Au même moment, la métropole doit justement renouveler le marché du tri des déchets pour les quatre prochaines années. Parmi les candidats, la société du même ami d’Alexandre Guérini qui a joué les entremetteurs. A partir de là, un lien d’emprise se tisse entre Alexandre Guérini et son factotum, à en croire les nombreuses écoutes accablantes diffusées au deuxième jour du procès Guérini. La méthode semble simple : par des coups de fil réguliers, virulents, Alexandre Guérini met la pression sur le DGA et lui donne des directives
« Quatre fois qu’on ne met pas ce qu’on dit »
Comme ce jour, où il apprend que les conditions d’attribution d’un marché public risquent de ne pas tourner à l’avantage de son ami. « J’ai fait des réunions, j’ai dépensé mon temps, je dépense mon argent, s’emporte-t-il ainsi dans une écoute téléphonique.
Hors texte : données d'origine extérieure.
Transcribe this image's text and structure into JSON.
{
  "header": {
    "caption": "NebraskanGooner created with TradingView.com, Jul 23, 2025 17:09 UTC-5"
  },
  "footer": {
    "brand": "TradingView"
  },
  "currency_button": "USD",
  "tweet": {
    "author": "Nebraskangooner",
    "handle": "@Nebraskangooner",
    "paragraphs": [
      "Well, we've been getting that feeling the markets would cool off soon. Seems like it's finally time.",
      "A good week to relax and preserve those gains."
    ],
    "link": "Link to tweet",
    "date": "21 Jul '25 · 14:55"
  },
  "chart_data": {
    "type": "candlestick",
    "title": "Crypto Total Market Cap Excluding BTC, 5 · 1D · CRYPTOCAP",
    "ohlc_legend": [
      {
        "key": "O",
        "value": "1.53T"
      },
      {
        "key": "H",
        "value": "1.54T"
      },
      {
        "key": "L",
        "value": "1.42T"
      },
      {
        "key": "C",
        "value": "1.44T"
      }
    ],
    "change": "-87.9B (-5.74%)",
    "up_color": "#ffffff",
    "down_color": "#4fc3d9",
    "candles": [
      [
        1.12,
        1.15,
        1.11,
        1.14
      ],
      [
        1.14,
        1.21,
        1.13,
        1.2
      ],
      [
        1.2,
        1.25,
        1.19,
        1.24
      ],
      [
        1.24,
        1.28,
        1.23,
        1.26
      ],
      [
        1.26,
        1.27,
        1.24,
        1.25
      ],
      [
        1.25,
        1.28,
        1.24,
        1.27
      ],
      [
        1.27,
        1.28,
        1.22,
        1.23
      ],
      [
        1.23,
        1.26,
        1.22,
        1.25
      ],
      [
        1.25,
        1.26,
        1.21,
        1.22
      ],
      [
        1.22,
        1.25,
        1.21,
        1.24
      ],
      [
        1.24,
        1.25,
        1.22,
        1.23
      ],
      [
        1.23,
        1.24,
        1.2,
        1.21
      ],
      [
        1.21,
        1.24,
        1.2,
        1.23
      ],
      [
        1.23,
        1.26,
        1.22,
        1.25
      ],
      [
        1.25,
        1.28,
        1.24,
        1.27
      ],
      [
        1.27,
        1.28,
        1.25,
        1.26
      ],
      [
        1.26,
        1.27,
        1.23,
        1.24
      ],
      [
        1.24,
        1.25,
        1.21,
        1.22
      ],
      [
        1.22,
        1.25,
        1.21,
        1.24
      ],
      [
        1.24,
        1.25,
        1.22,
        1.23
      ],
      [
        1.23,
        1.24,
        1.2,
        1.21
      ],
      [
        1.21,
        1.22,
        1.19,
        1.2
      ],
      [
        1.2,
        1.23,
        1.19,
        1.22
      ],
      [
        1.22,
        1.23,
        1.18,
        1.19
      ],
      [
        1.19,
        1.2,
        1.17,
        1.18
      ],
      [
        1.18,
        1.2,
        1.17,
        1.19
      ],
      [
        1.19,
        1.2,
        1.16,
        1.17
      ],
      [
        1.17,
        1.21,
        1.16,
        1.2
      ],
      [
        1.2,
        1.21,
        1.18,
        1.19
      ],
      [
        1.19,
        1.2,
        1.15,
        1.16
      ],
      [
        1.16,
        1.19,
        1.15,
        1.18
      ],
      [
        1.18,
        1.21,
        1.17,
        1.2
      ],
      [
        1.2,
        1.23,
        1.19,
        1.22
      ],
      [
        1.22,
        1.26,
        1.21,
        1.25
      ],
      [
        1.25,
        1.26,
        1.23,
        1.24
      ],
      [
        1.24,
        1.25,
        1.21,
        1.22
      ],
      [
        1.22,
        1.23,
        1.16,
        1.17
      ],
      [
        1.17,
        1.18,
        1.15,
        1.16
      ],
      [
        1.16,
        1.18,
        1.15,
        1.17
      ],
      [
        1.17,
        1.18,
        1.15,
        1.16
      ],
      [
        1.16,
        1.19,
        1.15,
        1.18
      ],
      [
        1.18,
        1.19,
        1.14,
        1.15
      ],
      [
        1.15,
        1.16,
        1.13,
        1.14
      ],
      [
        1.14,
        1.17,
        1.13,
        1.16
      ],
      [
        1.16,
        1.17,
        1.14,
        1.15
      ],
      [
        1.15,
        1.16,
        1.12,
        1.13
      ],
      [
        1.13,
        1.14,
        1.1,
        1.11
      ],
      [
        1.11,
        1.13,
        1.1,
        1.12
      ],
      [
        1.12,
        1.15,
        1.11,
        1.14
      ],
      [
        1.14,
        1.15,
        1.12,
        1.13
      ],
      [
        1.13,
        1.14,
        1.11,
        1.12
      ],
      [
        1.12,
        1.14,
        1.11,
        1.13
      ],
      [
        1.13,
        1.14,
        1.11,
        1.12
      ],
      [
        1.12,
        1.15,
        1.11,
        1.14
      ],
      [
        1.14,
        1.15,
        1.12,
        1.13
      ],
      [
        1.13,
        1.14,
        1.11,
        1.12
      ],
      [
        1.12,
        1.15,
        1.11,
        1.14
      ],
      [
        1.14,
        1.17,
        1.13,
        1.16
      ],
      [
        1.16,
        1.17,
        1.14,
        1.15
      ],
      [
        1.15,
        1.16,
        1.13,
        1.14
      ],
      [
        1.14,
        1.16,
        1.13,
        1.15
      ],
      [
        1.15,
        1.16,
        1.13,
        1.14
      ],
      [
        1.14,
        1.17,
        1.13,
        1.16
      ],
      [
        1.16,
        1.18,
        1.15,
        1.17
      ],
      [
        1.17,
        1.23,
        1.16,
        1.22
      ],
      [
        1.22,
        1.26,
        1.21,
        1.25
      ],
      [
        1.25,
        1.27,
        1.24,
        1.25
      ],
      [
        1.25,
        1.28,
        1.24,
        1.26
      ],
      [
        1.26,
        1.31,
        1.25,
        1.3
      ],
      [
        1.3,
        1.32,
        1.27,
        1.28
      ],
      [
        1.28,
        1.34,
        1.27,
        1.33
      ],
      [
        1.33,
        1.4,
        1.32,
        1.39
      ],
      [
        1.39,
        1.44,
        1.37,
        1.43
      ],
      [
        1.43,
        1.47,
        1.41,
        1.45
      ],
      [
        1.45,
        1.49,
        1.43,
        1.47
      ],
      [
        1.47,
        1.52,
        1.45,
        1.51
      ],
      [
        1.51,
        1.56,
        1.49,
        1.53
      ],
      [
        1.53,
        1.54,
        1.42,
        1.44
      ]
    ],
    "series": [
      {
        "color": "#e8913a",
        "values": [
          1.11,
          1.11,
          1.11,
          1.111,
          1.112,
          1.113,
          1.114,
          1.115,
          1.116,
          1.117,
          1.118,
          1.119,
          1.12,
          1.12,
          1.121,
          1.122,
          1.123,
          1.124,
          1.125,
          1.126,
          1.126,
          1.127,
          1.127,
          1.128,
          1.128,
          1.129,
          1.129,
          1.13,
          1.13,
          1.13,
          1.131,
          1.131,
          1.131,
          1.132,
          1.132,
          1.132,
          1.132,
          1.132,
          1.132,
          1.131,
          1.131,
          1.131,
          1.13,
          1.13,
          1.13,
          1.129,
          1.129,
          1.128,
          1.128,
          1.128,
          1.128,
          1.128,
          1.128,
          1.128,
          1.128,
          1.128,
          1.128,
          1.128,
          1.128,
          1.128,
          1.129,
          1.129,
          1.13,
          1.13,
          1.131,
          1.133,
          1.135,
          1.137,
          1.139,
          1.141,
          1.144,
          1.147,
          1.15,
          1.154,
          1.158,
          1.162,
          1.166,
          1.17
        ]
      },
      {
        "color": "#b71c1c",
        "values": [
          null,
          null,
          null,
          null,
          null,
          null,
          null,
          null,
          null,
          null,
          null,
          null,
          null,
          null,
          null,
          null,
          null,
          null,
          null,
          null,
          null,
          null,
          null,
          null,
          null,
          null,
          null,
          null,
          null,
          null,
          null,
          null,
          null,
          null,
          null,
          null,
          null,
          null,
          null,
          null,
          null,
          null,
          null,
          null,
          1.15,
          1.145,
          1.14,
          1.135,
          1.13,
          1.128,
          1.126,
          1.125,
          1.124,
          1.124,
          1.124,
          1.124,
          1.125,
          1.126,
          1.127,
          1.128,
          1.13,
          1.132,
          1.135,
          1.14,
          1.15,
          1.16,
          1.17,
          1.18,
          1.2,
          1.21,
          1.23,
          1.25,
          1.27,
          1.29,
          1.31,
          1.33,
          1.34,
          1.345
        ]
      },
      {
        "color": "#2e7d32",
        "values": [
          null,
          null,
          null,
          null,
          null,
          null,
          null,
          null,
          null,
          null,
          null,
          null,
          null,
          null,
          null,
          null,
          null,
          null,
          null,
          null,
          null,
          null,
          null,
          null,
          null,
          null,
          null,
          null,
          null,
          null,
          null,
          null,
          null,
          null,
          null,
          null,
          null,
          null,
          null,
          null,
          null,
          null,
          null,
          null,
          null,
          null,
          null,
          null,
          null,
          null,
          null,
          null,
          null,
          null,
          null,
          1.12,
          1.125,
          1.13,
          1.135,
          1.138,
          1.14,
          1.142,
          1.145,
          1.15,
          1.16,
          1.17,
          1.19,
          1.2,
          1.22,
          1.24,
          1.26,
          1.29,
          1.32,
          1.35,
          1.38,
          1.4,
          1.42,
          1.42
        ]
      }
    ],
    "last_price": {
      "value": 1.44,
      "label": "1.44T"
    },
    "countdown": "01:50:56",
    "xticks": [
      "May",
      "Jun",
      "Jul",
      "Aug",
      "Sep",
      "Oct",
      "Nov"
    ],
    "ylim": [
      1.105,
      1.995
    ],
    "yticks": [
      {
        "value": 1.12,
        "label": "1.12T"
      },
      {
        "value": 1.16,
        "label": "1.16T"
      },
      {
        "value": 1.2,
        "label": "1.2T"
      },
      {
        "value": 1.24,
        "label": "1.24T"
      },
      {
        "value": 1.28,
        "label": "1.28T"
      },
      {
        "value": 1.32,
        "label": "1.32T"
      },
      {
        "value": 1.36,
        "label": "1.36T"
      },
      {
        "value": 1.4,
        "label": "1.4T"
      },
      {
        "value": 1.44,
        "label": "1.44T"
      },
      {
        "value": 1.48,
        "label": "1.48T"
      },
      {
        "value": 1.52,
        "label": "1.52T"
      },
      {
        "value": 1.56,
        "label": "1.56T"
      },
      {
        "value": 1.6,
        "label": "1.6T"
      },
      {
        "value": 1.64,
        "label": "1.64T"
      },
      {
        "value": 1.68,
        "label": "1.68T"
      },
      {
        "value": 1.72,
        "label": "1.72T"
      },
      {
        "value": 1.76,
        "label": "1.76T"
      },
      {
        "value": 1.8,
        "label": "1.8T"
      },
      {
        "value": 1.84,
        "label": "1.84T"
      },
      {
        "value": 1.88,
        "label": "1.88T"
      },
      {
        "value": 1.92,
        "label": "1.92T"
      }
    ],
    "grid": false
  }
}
Et à la fin des fins vous faites le jeu des autres ? Allez-vous faire enculer. Ça fait quatre fois qu’on refait le dossier et quatre fois qu’on ne met pas ce qu’on dit. »
Mais pourquoi donc Alexandre Guérini était-il si impliqué dans l’attribution des marchés publics de la communauté de communes ? En ce deuxième jour du procès, la présidente de la sixième chambre du tribunal correctionnel de Marseille Céline Ballérini pose la question une fois, deux fois, dix fois. Tout au long de la journée, Alexandre Guérini louvoie, courtois, à grand renfort de détails techniques, de formules de politesse et d’arguments confus.
« Terrorisé »
« Est-ce que je me suis occupé d’affaires qui ne me regardent pas ? Je dis oui. Est-ce que j’en ai tiré profit ? Je dis non », se défend-il, arguant pour se justifier d’un combat pour « la propreté de Marseille ». « Je suis adhérent du PS, avance-t-il. Je suis considéré à ce tire comme une des personnes qui soient susceptibles de donner leurs avis sur le traitement des déchets. » La veille, interrogé sur son parcours militant, Alexandre Guérini avait lancé : « On peut faire de la politique sans mandat électif. »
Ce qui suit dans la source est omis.